Deejayen met Kandinsky

Bij Centre Pompidou kun je het schilderij Geel-rood-blauw van Kandinsky laten klinken. Op de website van dit museum voor moderne kunst kun je de vormen en kleuren op het schilderij aanklikken. Ze geven een geluid weer dat je dan weer kunt mixen met het geluid van een ander deel van het schilderij. Soms is het geluid ritmisch, soms meer melodisch, en op een slimme manier valt de combinatie vrijwel altijd goed uit. Je voelt je een volleerde deejay: het is verslavend.

Wassily Kandinsky, Geel-rood-blauw, 1925. Musée National d’Art Moderne, Paris, France.

Het schilderij Geel-rood-blauw is een van de topstukken van het Parijse museum van moderne kunst. Geen wonder dat ze juist dit schilderij kozen voor het project dat in samenwerking met Google Arts tot stand kwam. Maar als ik het voor het kiezen had gehad had ik een Kandinsky van ruim tien jaar eerder gekozen voor dit project.

Ruim tien jaar voor Geel-rood-blauw schrijft Kandinsky voortdurend over muziek in zijn theoretische publicaties, hij onderhoudt een innige vriendschap met de componist Schönberg en maakt een zogenaamde podiumcompositie (Bühnenkomposition) voor het theater, getiteld Gelbe Klang. Het stuk ontstaat in nauwe samenwerking met pianist en componist Thomas de Hartmann. Aan de hand van thema´s zou de muziek bij de podiumcompositie geïmproviseerd worden.

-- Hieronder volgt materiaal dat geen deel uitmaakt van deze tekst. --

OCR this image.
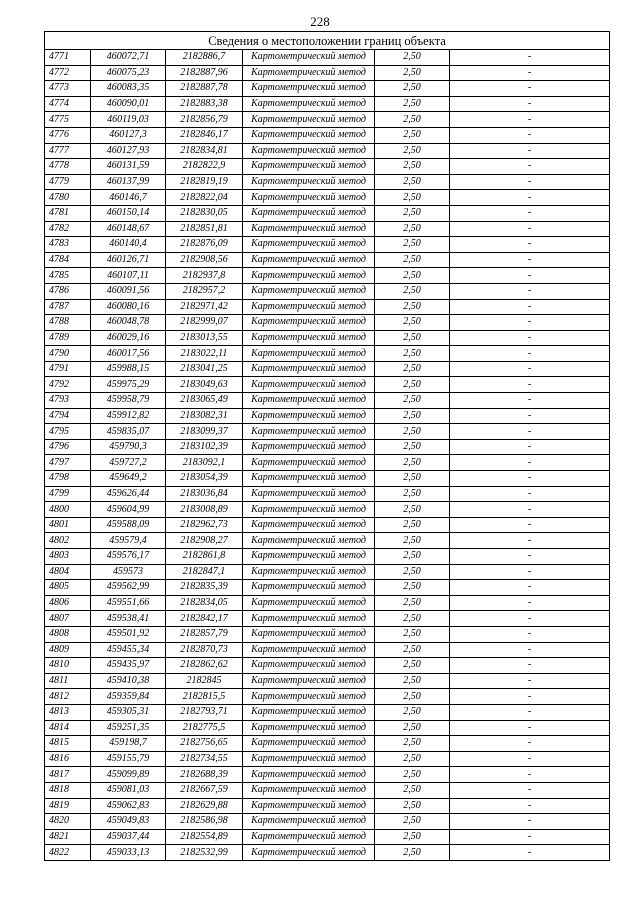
228
Сведения о местоположении границ объекта					
4771	460072,71	2182886,7	Картометрический метод	2,50	-
4772	460075,23	2182887,96	Картометрический метод	2,50	-
4773	460083,35	2182887,78	Картометрический метод	2,50	-
4774	460090,01	2182883,38	Картометрический метод	2,50	-
4775	460119,03	2182856,79	Картометрический метод	2,50	-
4776	460127,3	2182846,17	Картометрический метод	2,50	-
4777	460127,93	2182834,81	Картометрический метод	2,50	-
4778	460131,59	2182822,9	Картометрический метод	2,50	-
4779	460137,99	2182819,19	Картометрический метод	2,50	-
4780	460146,7	2182822,04	Картометрический метод	2,50	-
4781	460150,14	2182830,05	Картометрический метод	2,50	-
4782	460148,67	2182851,81	Картометрический метод	2,50	-
4783	460140,4	2182876,09	Картометрический метод	2,50	-
4784	460126,71	2182908,56	Картометрический метод	2,50	-
4785	460107,11	2182937,8	Картометрический метод	2,50	-
4786	460091,56	2182957,2	Картометрический метод	2,50	-
4787	460080,16	2182971,42	Картометрический метод	2,50	-
4788	460048,78	2182999,07	Картометрический метод	2,50	-
4789	460029,16	2183013,55	Картометрический метод	2,50	-
4790	460017,56	2183022,11	Картометрический метод	2,50	-
4791	459988,15	2183041,25	Картометрический метод	2,50	-
4792	459975,29	2183049,63	Картометрический метод	2,50	-
4793	459958,79	2183065,49	Картометрический метод	2,50	-
4794	459912,82	2183082,31	Картометрический метод	2,50	-
4795	459835,07	2183099,37	Картометрический метод	2,50	-
4796	459790,3	2183102,39	Картометрический метод	2,50	-
4797	459727,2	2183092,1	Картометрический метод	2,50	-
4798	459649,2	2183054,39	Картометрический метод	2,50	-
4799	459626,44	2183036,84	Картометрический метод	2,50	-
4800	459604,99	2183008,89	Картометрический метод	2,50	-
4801	459588,09	2182962,73	Картометрический метод	2,50	-
4802	459579,4	2182908,27	Картометрический метод	2,50	-
4803	459576,17	2182861,8	Картометрический метод	2,50	-
4804	459573	2182847,1	Картометрический метод	2,50	-
4805	459562,99	2182835,39	Картометрический метод	2,50	-
4806	459551,66	2182834,05	Картометрический метод	2,50	-
4807	459538,41	2182842,17	Картометрический метод	2,50	-
4808	459501,92	2182857,79	Картометрический метод	2,50	-
4809	459455,34	2182870,73	Картометрический метод	2,50	-
4810	459435,97	2182862,62	Картометрический метод	2,50	-
4811	459410,38	2182845	Картометрический метод	2,50	-
4812	459359,84	2182815,5	Картометрический метод	2,50	-
4813	459305,31	2182793,71	Картометрический метод	2,50	-
4814	459251,35	2182775,5	Картометрический метод	2,50	-
4815	459198,7	2182756,65	Картометрический метод	2,50	-
4816	459155,79	2182734,55	Картометрический метод	2,50	-
4817	459099,89	2182688,39	Картометрический метод	2,50	-
4818	459081,03	2182667,59	Картометрический метод	2,50	-
4819	459062,83	2182629,88	Картометрический метод	2,50	-
4820	459049,83	2182586,98	Картометрический метод	2,50	-
4821	459037,44	2182554,89	Картометрический метод	2,50	-
4822	459033,13	2182532,99	Картометрический метод	2,50	-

Wassily Kandinsky, Compositie II, 1909-10, New York Solomon Guggenheim Museum.
Op dit schilderij staan veel van de beelden die in Gelbe Klang op het toneel worden getoond: gele reuzen (rechts boven), bange mensen die bij elkaar kruipen (links onder), een kind moet zwijgen van een zwarte man (rechts van het blauwe paard) een geel-witte reus in kruishouding (iets links van het midden). Op het podium waren ze niet tegelijk te zien, en omdat de belichting tijdens de vertoning wijzigde, konden de beelden ook verkleuren.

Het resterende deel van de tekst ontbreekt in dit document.